Omega Worlds: Consisting of a normal surface crust but a light metal/potassium core, a Omega planet is 2-4 times larger than a standard T-world. Because it has a light-metal core, a Omega world does not normally have the crushing gravity associated with a massive planet. These are Rare planets. An Omega world has the surface area of several T-worlds and is able to support a much larger population:

Roll 1d4(-1)

1 x2 size(4,600 PU)

2 x3 size(5,600 PU)

3 x4 size(6,600 PU)

Warp Point Junction: Warp Point Junctions are a rare(1% chance) occurance among warp points. Focused on a subspace tear, cosmic string, quantum filament, or some other massive gravity structure, these warp points are usually located in deep space(always 30LM from a star). Usually associated with a binary star systems, Warp Point Junctions are different from Warp Point Nexus’ in three fundamental ways:

1) Their epicenters(2-5 WPs) are all located within 30 tactical hexes of one another,

2) They are always one type of warp point(ie all Type 10 or all Type 11, etc),

3) They are never Type 7, 8, or 9 warp points.

Trinary Star Systems: A rare star system, there are two types of Trinary stars:

Type A(01-60%): Central star with two other stars orbiting it, one at:

01-25%           50 LM

26-50%           150LM            +an additional 2d10x2 LM

51-00%           250LM

and one star at 700LM(usually a red dwarf star-70% chance, or red star-30%).

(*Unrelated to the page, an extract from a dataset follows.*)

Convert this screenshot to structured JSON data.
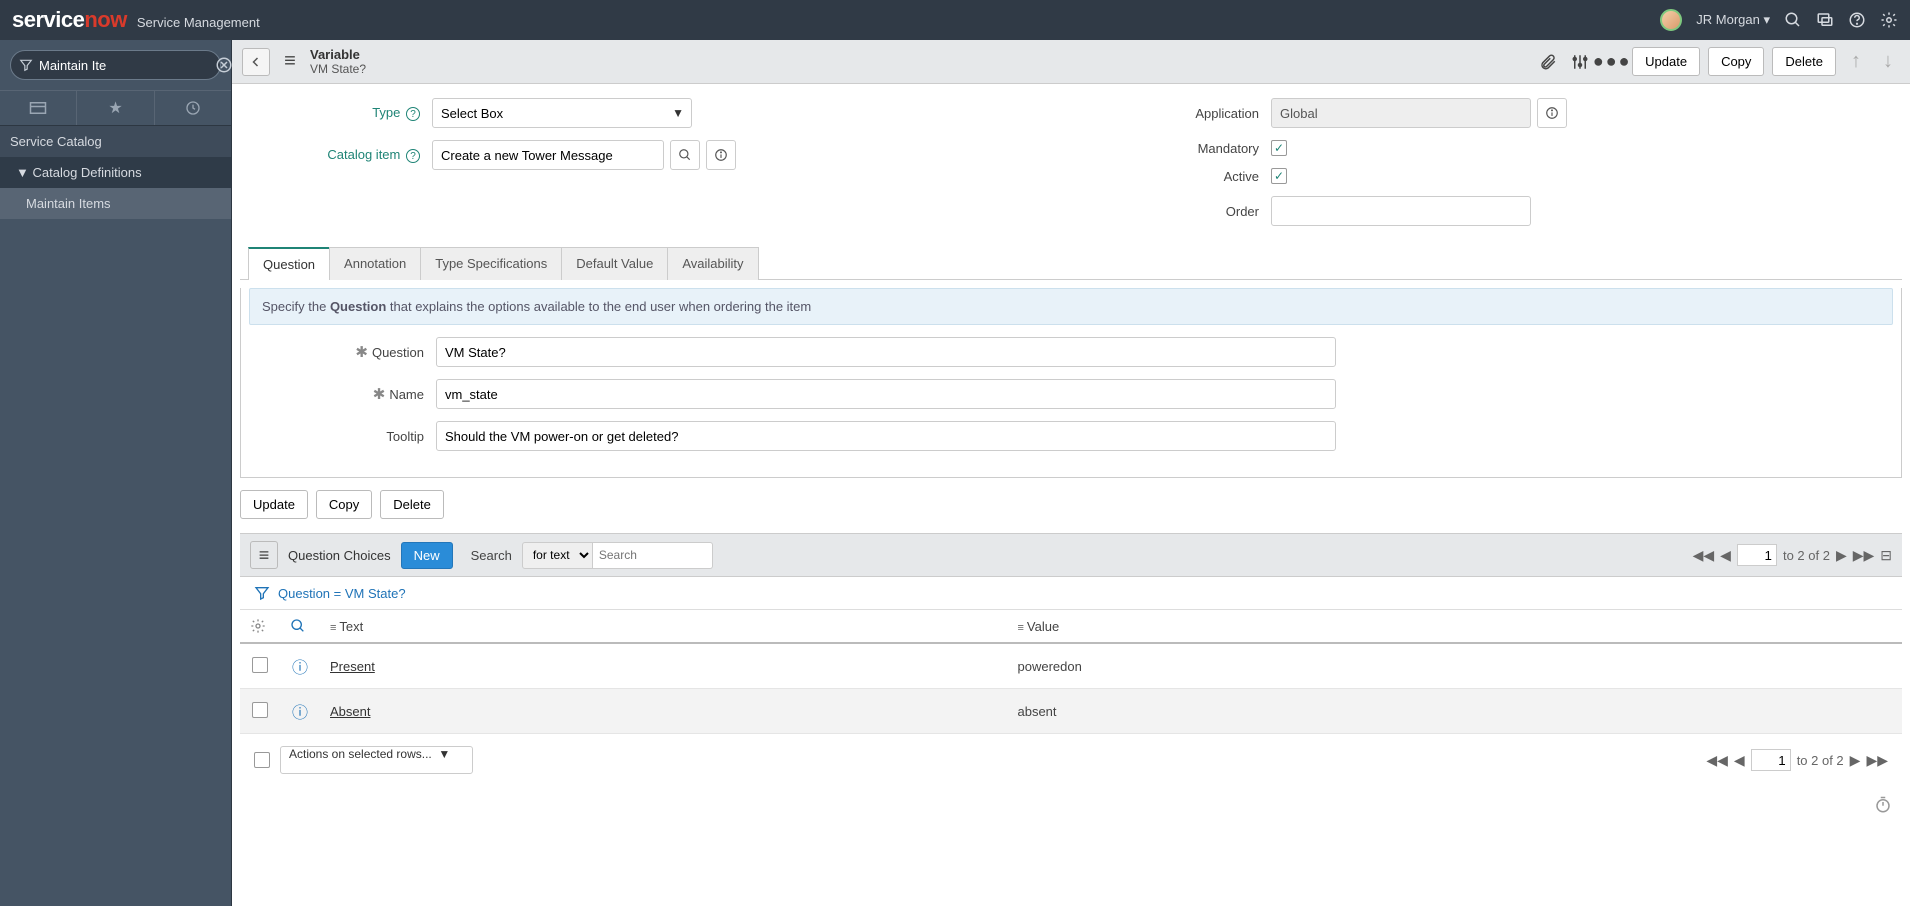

                                                OR

Type B(61-90%): Two stars orbiting each other and one star at 2,400LM from Component A and three radians clockwise from bearing of Component B. It takes 4 StMP to travel to or from Component C from either A or B or the warp points. The third star is always a red dwarf.

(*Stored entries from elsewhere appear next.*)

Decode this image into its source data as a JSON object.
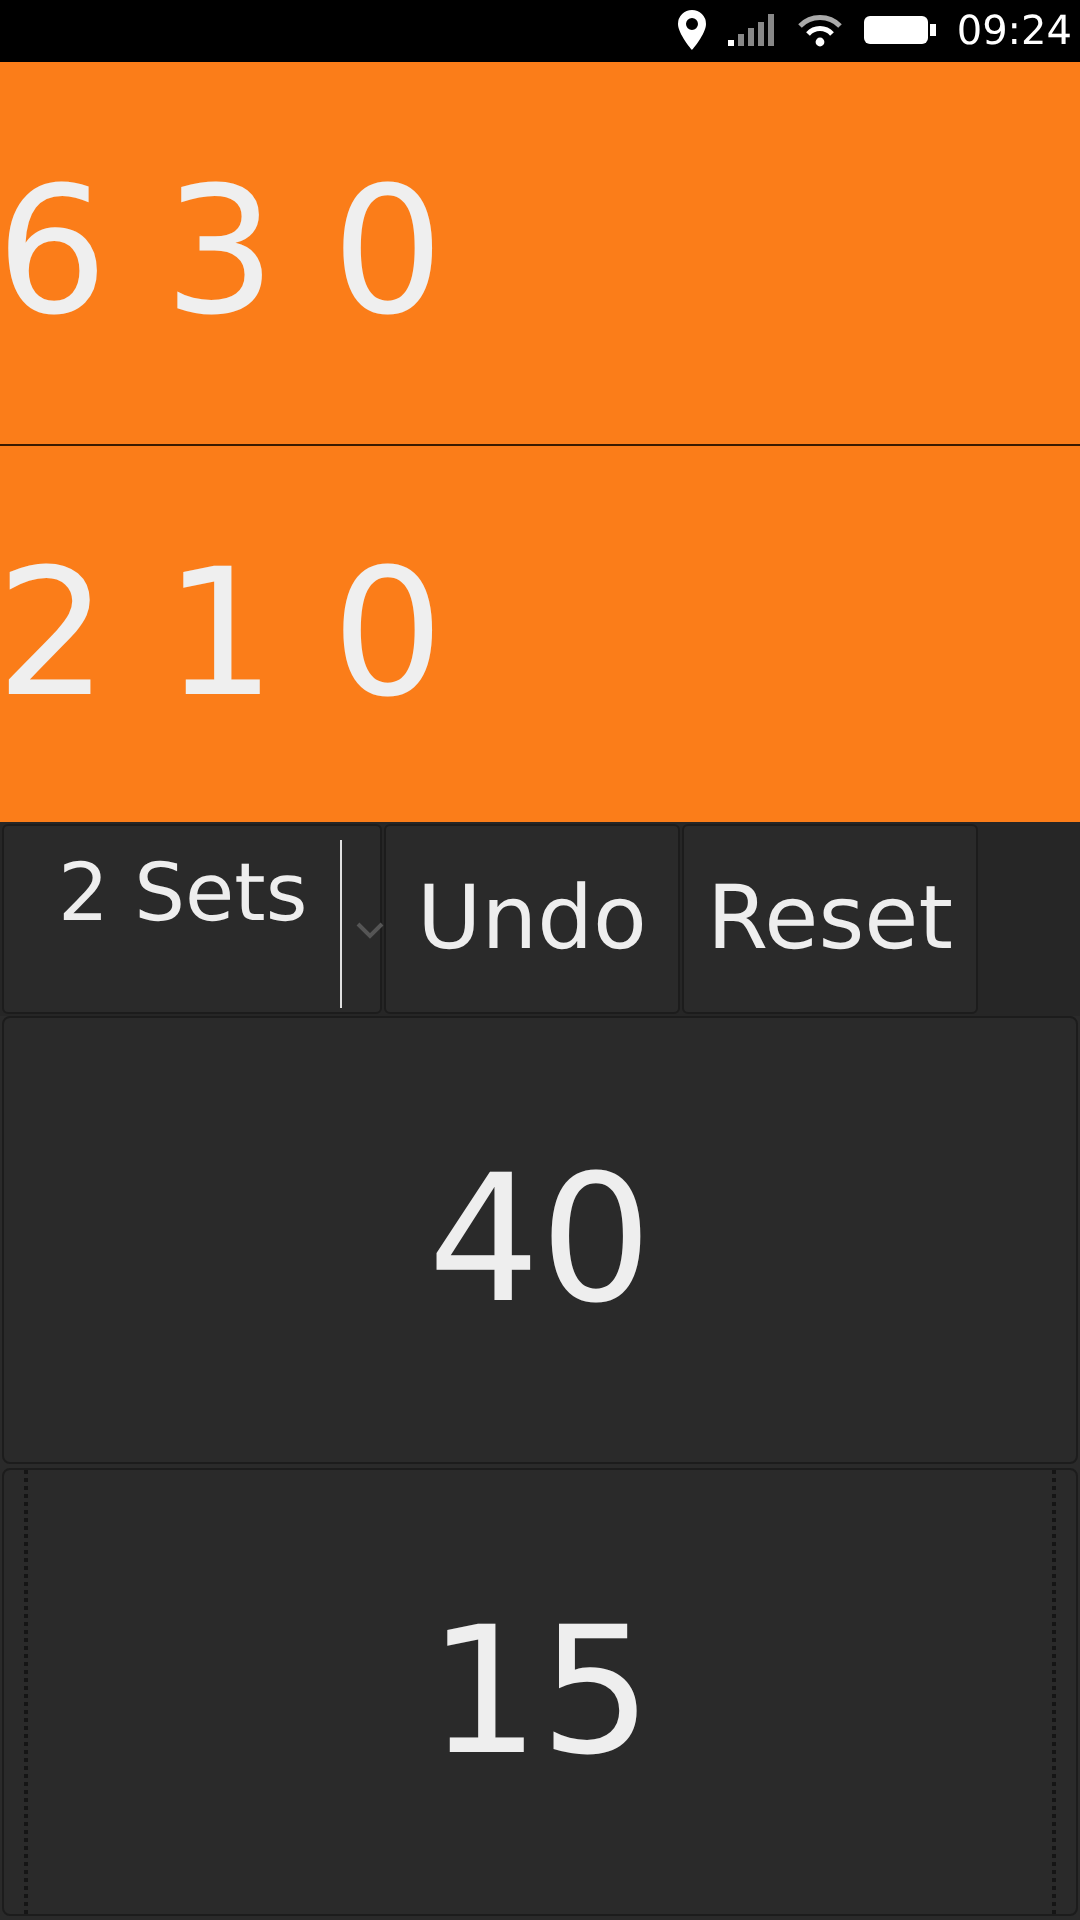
{
  "status_bar": {
    "time": "09:24"
  },
  "scores": [
    "6 3 0",
    "2 1 0"
  ],
  "toolbar": {
    "sets_select": {
      "value": "2 Sets"
    },
    "buttons": [
      "Undo",
      "Reset"
    ]
  },
  "point_buttons": [
    {
      "label": "40",
      "focused": false
    },
    {
      "label": "15",
      "focused": true
    }
  ]
}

                                                OR

Type C(91-00%): A primary star with two companion stars(90% Red Dwarfs, 10% Brown Dwarf).

Warden Diamond: In totally terraformed systems, unique planetary orbits can be set up, moving T-worlds to equidistant orbits around their parent star. All of the T-worlds share the same orbit, at equidistant spaces between each other. usually 1d4 worlds. VERY high tech level!

Waterworlds(WW): All HI 10 T worlds are automatically Waterworlds, able to support only 1,200 PU on the entire planet. These residents live on floating pads and stilt cities(Ind1-2) or Arcologies(TL1). Underwater Colonies(UCol) can be built however, increasing the PU by an additional 1,200(20 UCol per facing). Waterworlds are usually protected by orbital bases and asteroid fortresses because PDCs cannot be built on the surface of the planet. These planets are perfect for aquatic races(full PU) like the Chalderescol(a huge crocodile-like race) or the Flouwen(deep-sea gel forms).

White Dwarves: These are ancient stars, at the end of their life cycles, and are the most common star in our galaxy. Although very small, they have the mass of half of Sol’s. They are practically invisible on an interstellar scale and account for up to half of a galaxy’s ‘dark matter’. White Dwarf stars were thought to look red, but they actually appear blue. With a average temperature of 3,500 kelvins(5,800 degrees F), they are definitely on the cool side for a star. Our Milky Way has about 150 billion old white dwarves.